Delay in granting extensions of time
What if an extension of time request is correctly submitted by the Contractor but the Engineer fails to grant it within a reasonable time duration?
The Supreme Court of British Columbia in the case of Hawlmac Construction v Campbell River Co held that where the Engineer had failed to carry out his obligation to consider an extension of time application prior to the expiry of the original time for completion, there was no longer a specific date within which the contract was to be completed or from which penalties could run.
In circumstances when the Employer fails to deal with an extension of time request, the Contractor will be in a quandry. He can continue to work on the basis that an extension of time will be granted, and risk liquidated damages being levied if it is not. Or he can assume that an extension of time will not be granted and accelerate in order to finish the works by the completion date, to avoid or mitigate against the risk of liquidated damages. However, the latter course of action carries the attendant risk that the additional cost of such acceleration may not be recoverable absent clear instruction to accelerate from the Engineer.

This takes us into the realm of ‘constructive acceleration’. A concept most advanced under US law, claims for constructive acceleration costs are most likely to be successful in practice if there has been an express refusal or a continued failure to deal promptly with an extension of time request, rather than where there is merely a single failure to deal promptly or where there is a mistaken view that no extension of time is due.
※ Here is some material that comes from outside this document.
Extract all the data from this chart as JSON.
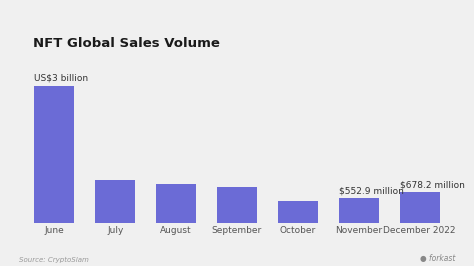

However, as a decision by the Contractor to accelerate in these circumstances carries with it a risk that the Contractor will ultimately not be able to recover the costs, Contractors should seek to either consult with the Engineer prior to taking the decision to accelerate, and, if possible, to get an express instruction to accelerate from the Engineer, or set out its intention to accelerate clearly and give the Employer an opportunity to respond.